The punk-rock vibe that clung to the edges of Portland’s Grassa outposts is fainter at this new location, limited to the large tattoo-art painting of the chain’s eagle logo on the interior and exterior. The vast open space mimics the aesthetic of Grassa’s signature pasta dishes. Floor-to-ceiling windows and white tiles give the impression of a large ceramic bowl. Lush green plants dot the perimeter like bits of parsley scattered over pasta.
I didn’t encounter a line when I visited on a recent Tuesday at lunch, but many of the tables were taken both indoors and outdoors. Grassa offers counter service, with orders taken at the front and then delivered to the table. Reservations aren’t accepted. The menu (posted on the back wall behind the register) lists pasta ($9-$17), salads, meatballs, garlic bread and fritto misto ($5-$15), as well as beer ($6), wine ($9-$14 per glass, carafes for $15-$36) and cocktails ($8-$11).
For starters, I ordered the Caesar salad ($10), Grassa meatballs ($8) and garlic bread ($5). Narrowing down my pasta order was difficult. After some thought, I chose the carbonara ($15), rigatoni with Sunday pork ragu ($13) and fusilli alla vodka ($13) to get a taste of different shapes and sauces. I was also interested in pork belly mac and cheese with jalapenos and cornbread crumbs, but that will have to wait for my next visit.
A glass of the house red (Coopers Hall, Cascade Red, $9) seemed like just the thing to take the edge off a hectic Tuesday and meld with the pasta. This was a wise choice. Coopers Hall in Portland blends its Cascade Red two to three times a year with Pacific Northwest-grown grapes from places like the Columbia Valley in Washington and the Rogue Valley in Oregon. It reminded me of the house wine found at restaurants in Rome — glass carafes of unlabeled, well-balanced red wine with the right dashes of acid and fruit to whet the appetite.
Two generous wedges of crusty artisan bread soaked with garlic and butter arrived in a white paper bag. A trio of palm-sized meatballs sat in a small rectangular iron skillet in a pool of red sauce dusted with shredded Parmesan cheese and bits of chopped parsley.
The other food came in large, white, oval ceramic bowls that made bright colors pop. Lemon slices and whole anchovies dotted the crisp torn romaine leaves drizzled with creamy dressing in the Caesar salad. My favorite of the trio of pastas was the fusilli. The spices in the Italian sausage and the heat of the crushed red pepper gave deep flavor to the red sauce. All the fresh pasta was boiled to a velvety tenderness.
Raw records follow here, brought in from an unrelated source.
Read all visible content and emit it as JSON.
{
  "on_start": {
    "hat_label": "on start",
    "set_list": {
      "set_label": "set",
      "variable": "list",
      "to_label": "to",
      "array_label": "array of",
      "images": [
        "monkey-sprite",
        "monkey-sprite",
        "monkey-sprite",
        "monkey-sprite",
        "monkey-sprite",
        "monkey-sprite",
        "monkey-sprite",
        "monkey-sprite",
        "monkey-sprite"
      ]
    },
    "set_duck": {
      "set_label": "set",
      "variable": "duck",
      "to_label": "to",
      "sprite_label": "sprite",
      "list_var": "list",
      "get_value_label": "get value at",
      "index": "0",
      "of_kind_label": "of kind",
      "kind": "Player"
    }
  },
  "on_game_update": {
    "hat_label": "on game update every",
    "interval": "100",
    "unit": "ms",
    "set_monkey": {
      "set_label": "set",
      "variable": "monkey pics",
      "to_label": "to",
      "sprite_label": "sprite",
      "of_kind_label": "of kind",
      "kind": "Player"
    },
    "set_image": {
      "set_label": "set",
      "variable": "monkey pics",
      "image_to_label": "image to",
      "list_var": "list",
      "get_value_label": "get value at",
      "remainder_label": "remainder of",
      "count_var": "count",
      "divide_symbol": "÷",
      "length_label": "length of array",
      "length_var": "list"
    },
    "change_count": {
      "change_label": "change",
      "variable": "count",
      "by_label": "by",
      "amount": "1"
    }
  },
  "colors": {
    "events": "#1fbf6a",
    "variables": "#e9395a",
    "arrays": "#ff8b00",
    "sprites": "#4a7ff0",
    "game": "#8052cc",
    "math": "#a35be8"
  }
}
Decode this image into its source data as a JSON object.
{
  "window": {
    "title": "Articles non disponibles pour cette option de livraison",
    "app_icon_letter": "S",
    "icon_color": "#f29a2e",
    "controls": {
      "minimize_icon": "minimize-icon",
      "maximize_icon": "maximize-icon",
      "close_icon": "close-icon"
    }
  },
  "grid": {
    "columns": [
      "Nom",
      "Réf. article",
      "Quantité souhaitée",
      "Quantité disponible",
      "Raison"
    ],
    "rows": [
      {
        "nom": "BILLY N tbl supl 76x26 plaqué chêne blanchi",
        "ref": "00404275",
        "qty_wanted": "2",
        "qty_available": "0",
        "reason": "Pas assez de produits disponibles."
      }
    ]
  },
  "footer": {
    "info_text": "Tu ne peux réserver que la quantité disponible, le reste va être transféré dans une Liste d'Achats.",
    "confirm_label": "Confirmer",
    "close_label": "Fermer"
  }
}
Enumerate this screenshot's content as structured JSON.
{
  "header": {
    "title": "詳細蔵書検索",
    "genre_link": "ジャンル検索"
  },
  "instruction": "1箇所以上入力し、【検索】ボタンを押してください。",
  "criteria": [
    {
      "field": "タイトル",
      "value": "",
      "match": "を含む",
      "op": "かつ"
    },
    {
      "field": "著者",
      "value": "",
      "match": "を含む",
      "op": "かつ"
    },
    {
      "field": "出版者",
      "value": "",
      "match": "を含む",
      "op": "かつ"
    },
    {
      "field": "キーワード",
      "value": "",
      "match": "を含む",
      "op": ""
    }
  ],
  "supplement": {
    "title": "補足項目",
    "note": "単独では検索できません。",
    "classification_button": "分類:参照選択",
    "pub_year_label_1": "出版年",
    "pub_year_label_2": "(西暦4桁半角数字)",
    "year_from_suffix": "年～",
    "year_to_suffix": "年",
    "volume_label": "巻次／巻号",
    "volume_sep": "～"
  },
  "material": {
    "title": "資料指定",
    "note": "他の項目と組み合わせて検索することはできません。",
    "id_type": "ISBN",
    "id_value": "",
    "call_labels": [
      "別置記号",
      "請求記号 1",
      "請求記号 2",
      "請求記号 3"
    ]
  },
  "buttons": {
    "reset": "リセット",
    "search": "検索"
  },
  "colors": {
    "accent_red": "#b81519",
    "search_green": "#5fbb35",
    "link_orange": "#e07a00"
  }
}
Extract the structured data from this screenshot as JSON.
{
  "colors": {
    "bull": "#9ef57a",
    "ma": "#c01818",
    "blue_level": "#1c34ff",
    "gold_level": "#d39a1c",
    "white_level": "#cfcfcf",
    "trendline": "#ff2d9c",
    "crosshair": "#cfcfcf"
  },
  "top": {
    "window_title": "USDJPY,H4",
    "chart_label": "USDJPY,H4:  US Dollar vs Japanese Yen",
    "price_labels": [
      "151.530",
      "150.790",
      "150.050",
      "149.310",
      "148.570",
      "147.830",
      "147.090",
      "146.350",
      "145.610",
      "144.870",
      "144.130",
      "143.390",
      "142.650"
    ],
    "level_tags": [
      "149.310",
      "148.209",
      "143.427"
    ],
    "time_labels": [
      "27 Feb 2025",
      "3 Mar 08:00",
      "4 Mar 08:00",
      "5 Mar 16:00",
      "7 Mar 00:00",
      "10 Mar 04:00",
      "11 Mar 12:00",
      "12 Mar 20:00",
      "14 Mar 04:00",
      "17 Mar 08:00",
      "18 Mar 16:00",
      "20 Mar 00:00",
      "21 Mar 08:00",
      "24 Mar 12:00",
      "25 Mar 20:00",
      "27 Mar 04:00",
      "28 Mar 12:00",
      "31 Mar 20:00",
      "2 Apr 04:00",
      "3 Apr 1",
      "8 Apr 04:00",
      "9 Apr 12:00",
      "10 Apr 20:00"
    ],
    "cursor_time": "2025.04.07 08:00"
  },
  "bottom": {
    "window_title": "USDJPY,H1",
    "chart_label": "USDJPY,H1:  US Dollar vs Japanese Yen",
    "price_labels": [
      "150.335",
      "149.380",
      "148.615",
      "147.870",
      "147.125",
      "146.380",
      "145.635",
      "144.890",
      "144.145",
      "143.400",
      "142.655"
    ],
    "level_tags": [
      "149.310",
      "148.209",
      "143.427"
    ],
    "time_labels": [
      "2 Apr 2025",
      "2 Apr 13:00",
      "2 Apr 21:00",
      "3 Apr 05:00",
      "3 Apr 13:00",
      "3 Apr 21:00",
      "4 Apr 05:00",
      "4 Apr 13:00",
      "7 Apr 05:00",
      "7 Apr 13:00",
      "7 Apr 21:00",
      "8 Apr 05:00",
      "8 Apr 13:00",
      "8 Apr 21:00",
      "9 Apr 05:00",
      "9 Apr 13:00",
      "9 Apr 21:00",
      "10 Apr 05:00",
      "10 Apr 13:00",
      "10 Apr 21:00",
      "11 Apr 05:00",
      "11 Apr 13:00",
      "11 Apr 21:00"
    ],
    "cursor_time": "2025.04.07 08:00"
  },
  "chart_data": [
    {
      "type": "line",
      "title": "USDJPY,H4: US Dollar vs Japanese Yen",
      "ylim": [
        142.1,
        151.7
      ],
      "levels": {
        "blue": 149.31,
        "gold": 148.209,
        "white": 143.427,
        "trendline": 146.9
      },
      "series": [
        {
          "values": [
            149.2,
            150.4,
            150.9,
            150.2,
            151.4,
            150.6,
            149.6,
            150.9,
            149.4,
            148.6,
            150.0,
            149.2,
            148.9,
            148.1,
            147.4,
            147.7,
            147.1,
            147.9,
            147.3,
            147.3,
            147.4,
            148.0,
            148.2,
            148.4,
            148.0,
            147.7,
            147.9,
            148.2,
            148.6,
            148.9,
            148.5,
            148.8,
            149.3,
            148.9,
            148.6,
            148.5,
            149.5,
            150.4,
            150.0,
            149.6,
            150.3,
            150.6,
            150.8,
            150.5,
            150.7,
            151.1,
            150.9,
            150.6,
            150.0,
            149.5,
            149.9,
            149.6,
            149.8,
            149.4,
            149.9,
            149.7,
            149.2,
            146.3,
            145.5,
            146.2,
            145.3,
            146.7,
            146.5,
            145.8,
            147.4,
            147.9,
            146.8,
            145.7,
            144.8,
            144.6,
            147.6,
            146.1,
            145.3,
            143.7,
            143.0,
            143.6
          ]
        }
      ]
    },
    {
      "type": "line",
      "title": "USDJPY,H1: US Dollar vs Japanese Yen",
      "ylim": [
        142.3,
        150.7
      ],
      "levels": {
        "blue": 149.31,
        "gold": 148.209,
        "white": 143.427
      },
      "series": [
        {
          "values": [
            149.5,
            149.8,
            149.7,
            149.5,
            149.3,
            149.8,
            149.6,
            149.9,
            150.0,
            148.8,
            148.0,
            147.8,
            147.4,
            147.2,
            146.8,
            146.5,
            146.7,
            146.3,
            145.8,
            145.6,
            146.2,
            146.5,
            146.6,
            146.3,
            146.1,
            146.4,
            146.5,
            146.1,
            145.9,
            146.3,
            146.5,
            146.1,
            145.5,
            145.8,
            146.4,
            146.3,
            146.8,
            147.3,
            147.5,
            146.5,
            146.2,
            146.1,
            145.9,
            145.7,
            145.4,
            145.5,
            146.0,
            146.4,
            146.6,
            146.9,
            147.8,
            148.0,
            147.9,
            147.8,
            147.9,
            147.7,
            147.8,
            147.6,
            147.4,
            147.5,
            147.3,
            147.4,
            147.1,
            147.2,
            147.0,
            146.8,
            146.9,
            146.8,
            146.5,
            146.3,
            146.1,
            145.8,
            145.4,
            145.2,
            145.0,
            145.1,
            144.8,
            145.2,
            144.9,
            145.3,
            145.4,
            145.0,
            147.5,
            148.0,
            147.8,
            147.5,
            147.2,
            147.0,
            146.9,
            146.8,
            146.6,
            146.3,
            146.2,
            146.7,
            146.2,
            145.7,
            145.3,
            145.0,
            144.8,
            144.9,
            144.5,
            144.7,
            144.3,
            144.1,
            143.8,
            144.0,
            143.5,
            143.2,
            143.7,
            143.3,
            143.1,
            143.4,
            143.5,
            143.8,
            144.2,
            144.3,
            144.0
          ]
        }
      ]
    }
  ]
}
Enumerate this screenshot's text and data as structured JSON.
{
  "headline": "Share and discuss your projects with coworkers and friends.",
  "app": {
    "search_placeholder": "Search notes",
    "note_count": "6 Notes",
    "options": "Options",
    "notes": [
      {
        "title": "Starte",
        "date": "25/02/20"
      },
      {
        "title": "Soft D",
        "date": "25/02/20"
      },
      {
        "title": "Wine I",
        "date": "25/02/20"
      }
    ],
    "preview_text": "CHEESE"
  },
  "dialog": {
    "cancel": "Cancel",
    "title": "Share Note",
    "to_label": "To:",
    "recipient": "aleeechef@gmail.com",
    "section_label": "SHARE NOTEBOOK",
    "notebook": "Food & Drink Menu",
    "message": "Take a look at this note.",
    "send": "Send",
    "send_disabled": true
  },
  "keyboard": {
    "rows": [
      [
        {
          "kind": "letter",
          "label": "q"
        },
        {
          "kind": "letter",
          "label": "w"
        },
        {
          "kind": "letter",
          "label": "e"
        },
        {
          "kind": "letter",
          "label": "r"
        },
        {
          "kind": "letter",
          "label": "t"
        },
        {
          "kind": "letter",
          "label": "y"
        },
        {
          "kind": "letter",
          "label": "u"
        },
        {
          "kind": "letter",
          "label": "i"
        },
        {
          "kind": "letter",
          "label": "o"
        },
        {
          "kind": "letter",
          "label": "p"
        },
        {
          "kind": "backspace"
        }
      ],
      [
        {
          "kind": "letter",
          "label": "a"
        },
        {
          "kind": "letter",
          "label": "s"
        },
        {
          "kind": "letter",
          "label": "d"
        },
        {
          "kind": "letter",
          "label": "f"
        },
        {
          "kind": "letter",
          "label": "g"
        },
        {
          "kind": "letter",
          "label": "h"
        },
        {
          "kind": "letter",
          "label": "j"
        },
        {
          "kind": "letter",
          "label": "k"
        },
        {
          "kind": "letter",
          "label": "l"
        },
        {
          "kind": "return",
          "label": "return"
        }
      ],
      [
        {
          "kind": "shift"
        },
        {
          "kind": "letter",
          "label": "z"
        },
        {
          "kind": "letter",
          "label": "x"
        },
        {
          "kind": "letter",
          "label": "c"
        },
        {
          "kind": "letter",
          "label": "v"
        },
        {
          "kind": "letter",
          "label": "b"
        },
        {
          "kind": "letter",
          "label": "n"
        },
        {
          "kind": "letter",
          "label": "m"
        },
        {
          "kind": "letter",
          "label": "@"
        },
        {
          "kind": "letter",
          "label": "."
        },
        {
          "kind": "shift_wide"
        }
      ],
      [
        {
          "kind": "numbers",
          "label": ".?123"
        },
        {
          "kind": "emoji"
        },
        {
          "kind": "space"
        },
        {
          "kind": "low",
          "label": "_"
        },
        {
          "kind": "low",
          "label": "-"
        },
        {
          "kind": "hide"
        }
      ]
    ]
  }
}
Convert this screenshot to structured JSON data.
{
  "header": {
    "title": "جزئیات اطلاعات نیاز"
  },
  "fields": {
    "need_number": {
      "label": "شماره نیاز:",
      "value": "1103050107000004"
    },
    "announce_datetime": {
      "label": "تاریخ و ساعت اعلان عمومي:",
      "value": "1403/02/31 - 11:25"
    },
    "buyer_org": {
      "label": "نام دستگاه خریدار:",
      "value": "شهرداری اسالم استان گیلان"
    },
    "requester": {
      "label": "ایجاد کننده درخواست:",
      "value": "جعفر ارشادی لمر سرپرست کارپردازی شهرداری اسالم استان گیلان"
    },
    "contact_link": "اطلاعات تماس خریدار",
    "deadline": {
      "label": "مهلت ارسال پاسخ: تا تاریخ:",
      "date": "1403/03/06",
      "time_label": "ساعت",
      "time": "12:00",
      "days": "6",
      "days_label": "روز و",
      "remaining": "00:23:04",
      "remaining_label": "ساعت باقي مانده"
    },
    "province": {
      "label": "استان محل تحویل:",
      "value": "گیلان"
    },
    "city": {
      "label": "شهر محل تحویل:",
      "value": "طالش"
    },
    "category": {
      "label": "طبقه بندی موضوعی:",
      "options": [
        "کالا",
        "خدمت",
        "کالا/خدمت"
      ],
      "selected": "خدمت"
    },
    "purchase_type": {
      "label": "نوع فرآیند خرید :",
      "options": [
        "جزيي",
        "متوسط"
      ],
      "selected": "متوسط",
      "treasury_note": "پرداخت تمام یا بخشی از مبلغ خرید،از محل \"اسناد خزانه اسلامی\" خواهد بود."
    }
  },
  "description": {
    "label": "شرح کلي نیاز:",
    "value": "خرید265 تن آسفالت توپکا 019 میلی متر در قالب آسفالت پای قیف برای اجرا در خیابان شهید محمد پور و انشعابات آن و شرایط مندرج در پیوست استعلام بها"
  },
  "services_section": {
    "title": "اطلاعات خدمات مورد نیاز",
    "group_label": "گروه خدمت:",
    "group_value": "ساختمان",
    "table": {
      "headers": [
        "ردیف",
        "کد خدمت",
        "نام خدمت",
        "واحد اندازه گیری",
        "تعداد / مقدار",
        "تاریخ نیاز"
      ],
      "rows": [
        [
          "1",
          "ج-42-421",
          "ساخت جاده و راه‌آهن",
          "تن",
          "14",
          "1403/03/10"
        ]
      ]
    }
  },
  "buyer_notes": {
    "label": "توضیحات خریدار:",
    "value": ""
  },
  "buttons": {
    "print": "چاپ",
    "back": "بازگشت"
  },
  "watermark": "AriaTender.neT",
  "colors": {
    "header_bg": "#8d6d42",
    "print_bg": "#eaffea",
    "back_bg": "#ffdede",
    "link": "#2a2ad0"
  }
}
For the carbonara, a solid fried egg rested on top of the tangle of thick, long bucatini noodles. It created an interesting visual effect, but this dish is typically made by pouring a beaten raw egg over hot pasta along with a blizzard of grated Pecorino Romano, Parmigiano-Reggiano or both, as well as pasta water, coating the long pasta in a velvety sauce. I prefer that method. I wasn’t sure what to do with the wobbly egg hat on top of the mountain of pasta, although the bits of pancetta did give the dish the effect of a bacon-and-eggs breakfast.
Was Grassa worth the wait? Yes, for a couple of reasons. There are few things in life as good as sipping a crisp red wine while eating a large bowl of well-prepared pasta and gazing at the Columbia River. As winter creeps in, I look forward to warming my face with steamy bowls of spaghetti, agnolotti and rigatoni.
If a place like Grassa can make it here, that might encourage more Portland or Portland-caliber restaurants to open in Vancouver. By Portland-caliber, I mean places that could open in Portland because of the quality of the experience they offer but intentionally choose Vancouver like Elements, Little Conejo, Smokin’ Oak, Rally Pizza, Amaro’s Table, The Grocery and Slow Fox Chili. Vancouver has plenty of room for places serving destination-level meals. Like many of my neighbors, I’d rather not drive across the river to try them.